By now most literate people who want to know have heard that the key contributor to the economic crisis was the elimination of bank regulations like the Glass-Steagall Act that, going back to 1933, prevented banks from taking the kinds of risks that caused the 1929 Crash and subsequent Depression. As the New York Times recalls, Obama has been eloquent on this subject:
"By the time the Glass-Steagall Act was repealed in 1999, the $300 million lobbying effort that drove deregulation was more about facilitating mergers than creating an efficient regulatory framework," Mr. Obama said in a speech on the economy at Cooper Union in New York in March 2008. "Instead of establishing a 21st century regulatory framework, we simply dismantled the old one," thereby encouraging "a winner take all, anything goes environment that helped foster devastating dislocations in our economy."
Today, more than a year after a finanical crisis that has collapsed much of the economy, our elected representatives are finally heeding candidate Obama's insights.
As we know from Obama's publicly known staff and from carefully fact-checked reporting, Obama's point of view may have changed some and now mirrors that of his many staff from CitiGroup, Goldman Sachs, and Bob Rubin's Hamilton Project.
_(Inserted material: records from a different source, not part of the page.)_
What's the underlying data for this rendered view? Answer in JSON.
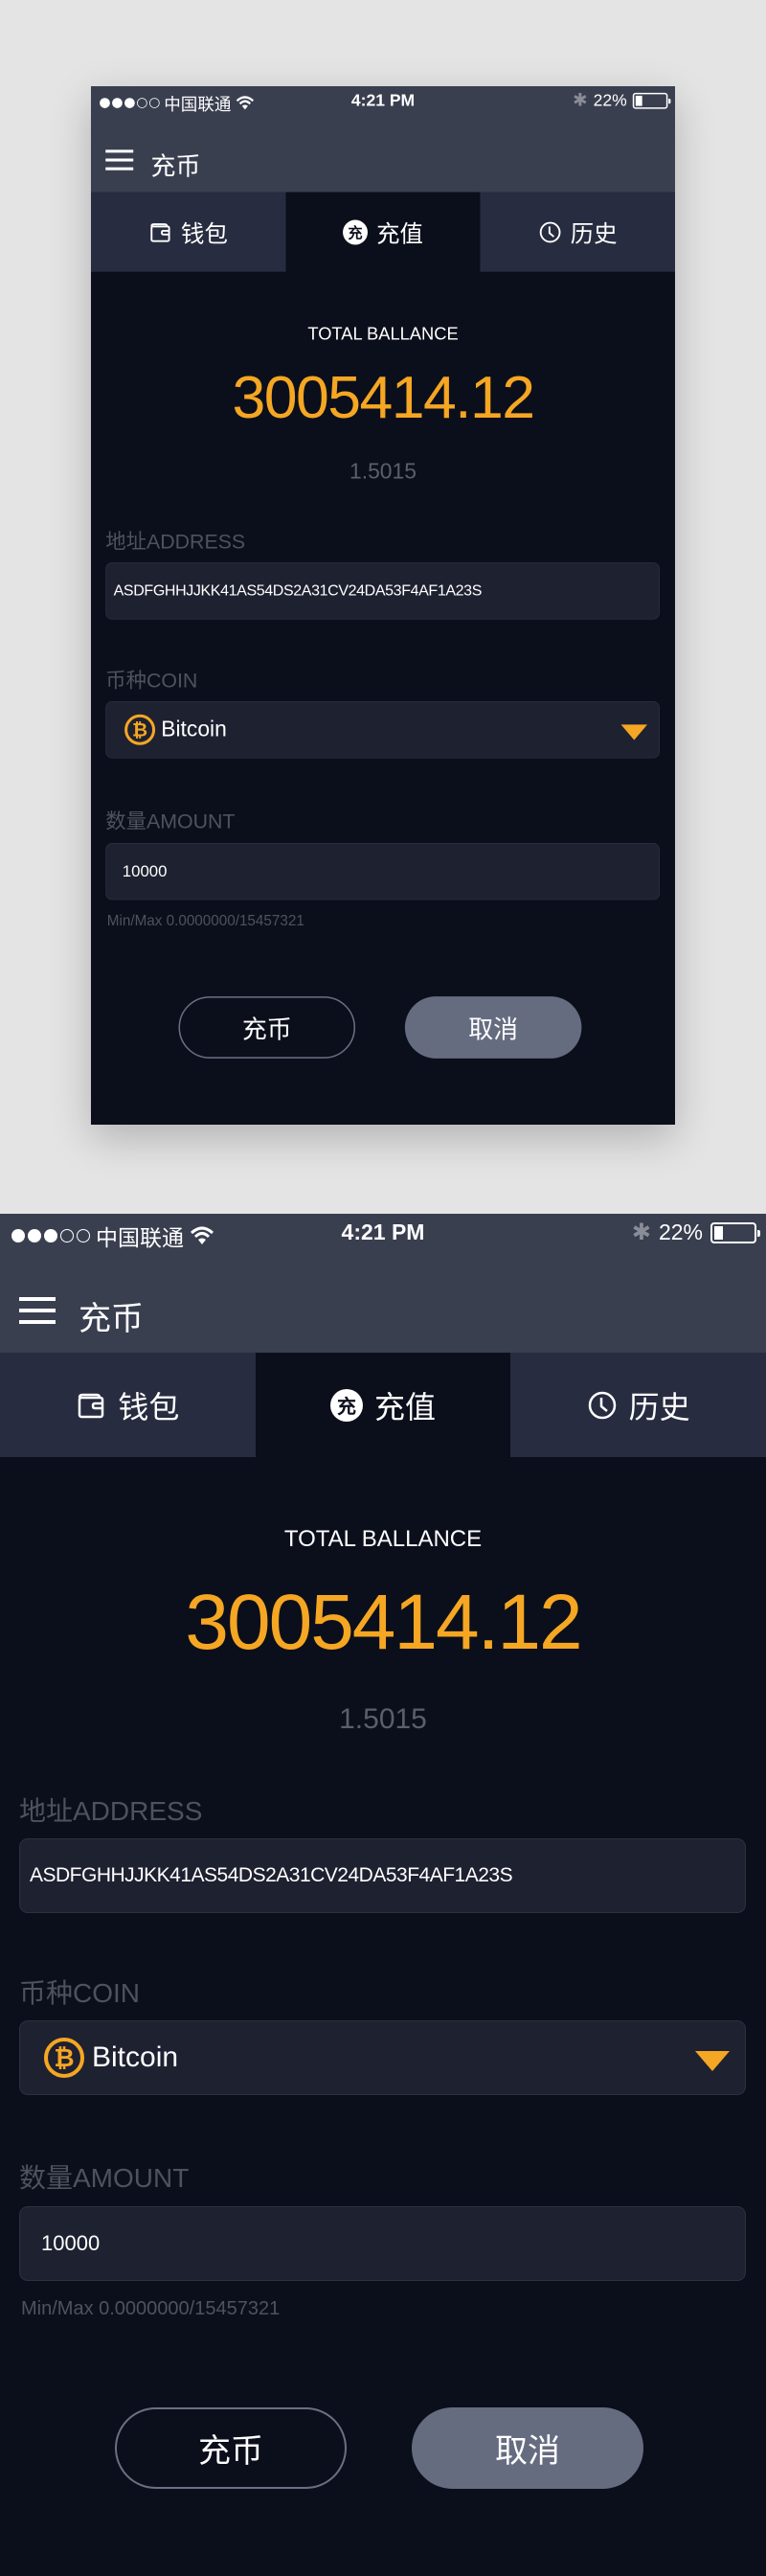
{
  "status_bar": {
    "signal_filled": 3,
    "signal_total": 5,
    "carrier": "中国联通",
    "time": "4:21 PM",
    "battery_text": "22%",
    "battery_level": 0.22
  },
  "header": {
    "menu_icon": "hamburger-menu-icon",
    "title": "充币"
  },
  "tabs": [
    {
      "label": "钱包",
      "icon": "wallet-icon",
      "active": false
    },
    {
      "label": "充值",
      "icon": "charge-badge-icon",
      "icon_glyph": "充",
      "active": true
    },
    {
      "label": "历史",
      "icon": "clock-icon",
      "active": false
    }
  ],
  "balance": {
    "label": "TOTAL BALLANCE",
    "value": "3005414.12",
    "sub_value": "1.5015"
  },
  "form": {
    "address": {
      "label": "地址ADDRESS",
      "value": "ASDFGHHJJKK41AS54DS2A31CV24DA53F4AF1A23S"
    },
    "coin": {
      "label": "币种COIN",
      "selected": "Bitcoin",
      "icon": "bitcoin-icon",
      "icon_glyph": "₿"
    },
    "amount": {
      "label": "数量AMOUNT",
      "value": "10000",
      "hint": "Min/Max  0.0000000/15457321"
    }
  },
  "actions": {
    "submit_label": "充币",
    "cancel_label": "取消"
  },
  "colors": {
    "accent": "#f5a623",
    "header_bg": "#3a3f50",
    "tab_bg": "#272c40",
    "content_bg": "#0b0f1b",
    "input_bg": "#1e2130",
    "cancel_bg": "#666c80",
    "page_bg": "#e4e4e4"
  }
}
So with foreclosures and bankruptcies skyrocketing and even-bigger banks earning record profits, how long will a new financial bubble inflate before Obama follows the advice of his economic advisor Paul Volcker on this? Whom will he enlist to ensure the reinstatment of Glass-Steagall happens smoothly, and soon?
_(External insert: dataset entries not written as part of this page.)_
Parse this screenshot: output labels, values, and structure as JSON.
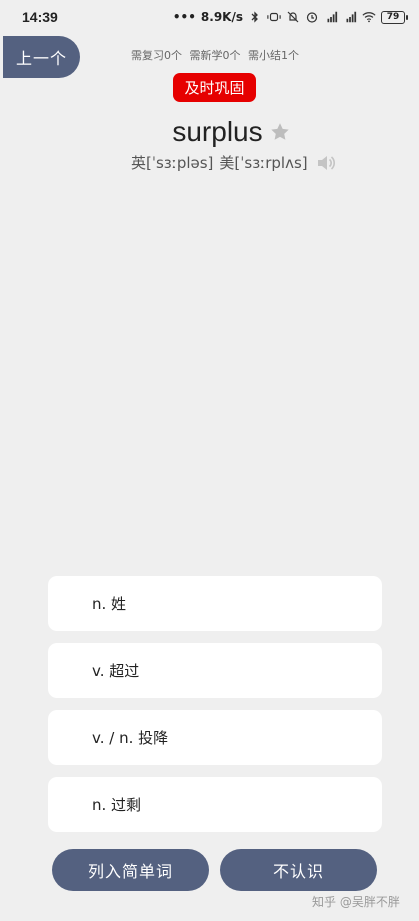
{
  "status_bar": {
    "time": "14:39",
    "network_speed": "8.9K/s",
    "battery": "79"
  },
  "nav": {
    "prev_label": "上一个"
  },
  "counts": {
    "review": "需复习0个",
    "new": "需新学0个",
    "summary": "需小结1个"
  },
  "badge": "及时巩固",
  "word": {
    "text": "surplus",
    "uk_phonetic": "英[ˈsɜːpləs]",
    "us_phonetic": "美[ˈsɜːrplʌs]"
  },
  "options": [
    {
      "label": "n. 姓"
    },
    {
      "label": "v. 超过"
    },
    {
      "label": "v. / n. 投降"
    },
    {
      "label": "n. 过剩"
    }
  ],
  "actions": {
    "add_simple_label": "列入简单词",
    "unknown_label": "不认识"
  },
  "watermark": "知乎 @吴胖不胖",
  "colors": {
    "primary": "#546180",
    "badge": "#e60000",
    "background": "#efefef"
  }
}
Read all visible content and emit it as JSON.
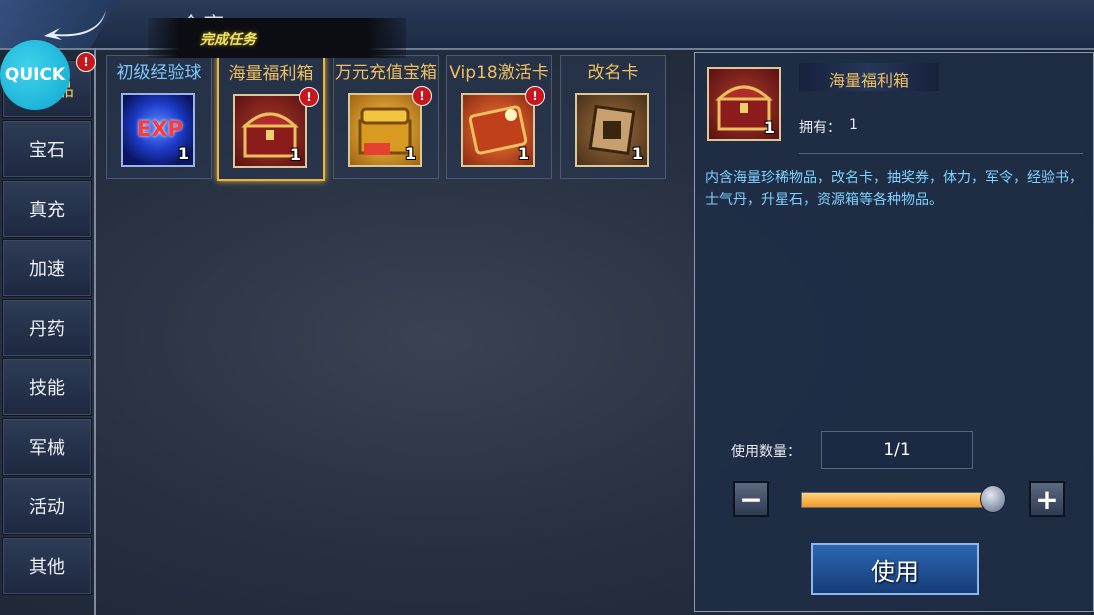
{
  "header": {
    "title": "仓库",
    "quest_banner": "完成任务"
  },
  "quick_button": {
    "label": "QUICK"
  },
  "sidebar": {
    "badge": "!",
    "items": [
      {
        "label": "消耗品",
        "active": true
      },
      {
        "label": "宝石"
      },
      {
        "label": "真充"
      },
      {
        "label": "加速"
      },
      {
        "label": "丹药"
      },
      {
        "label": "技能"
      },
      {
        "label": "军械"
      },
      {
        "label": "活动"
      },
      {
        "label": "其他"
      }
    ]
  },
  "items": [
    {
      "name": "初级经验球",
      "count": "1",
      "icon": "exp-orb-icon",
      "icon_text": "EXP",
      "badge": false
    },
    {
      "name": "海量福利箱",
      "count": "1",
      "icon": "red-chest-icon",
      "badge": true,
      "selected": true
    },
    {
      "name": "万元充值宝箱",
      "count": "1",
      "icon": "gold-chest-icon",
      "badge": true
    },
    {
      "name": "Vip18激活卡",
      "count": "1",
      "icon": "vip-card-icon",
      "badge": true
    },
    {
      "name": "改名卡",
      "count": "1",
      "icon": "rename-card-icon",
      "badge": false
    }
  ],
  "detail": {
    "name": "海量福利箱",
    "owned_label": "拥有：",
    "owned_value": "1",
    "count": "1",
    "description": "内含海量珍稀物品，改名卡，抽奖券，体力，军令，经验书，士气丹，升星石，资源箱等各种物品。",
    "quantity_label": "使用数量：",
    "quantity_value": "1/1",
    "quantity_fraction": 1.0,
    "minus_label": "−",
    "plus_label": "+",
    "use_label": "使用"
  },
  "colors": {
    "item_name": "#f0c060",
    "description": "#7fd3ff",
    "badge": "#c8161c",
    "quick": "#1fb4da"
  }
}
Just which of the people we elected are fighting to make sure the banks are as carefully regulated as they were between 1933 to 1999? Is Obama leading?
Actually, it's Senators Maria Cantwell and John McCain.
Hmm - is this a brilliant behind the scenes success at bipartisanship led by the President - a year late, but an obvious solution strongly implied by his own analysis?
Bzzzt - wrong! Today's Obama is not just silent; his response has been to dispatch a bravely anonymous Official to object with the following new, deeper economic analysis. As Jason Linkins writes today:
The most cutting remark against McCain and Cantwell's efforts comes courtesy of Unnamed Treasury Official, who, as you might imagine, is some kind of awesome prick:
I think going back to Glass-Steagall would be like going back to the Walkman.
But hey, you'd go back to your Walkman too, if everytime you put your iPod on shuffle, it blew up the goddamned planet.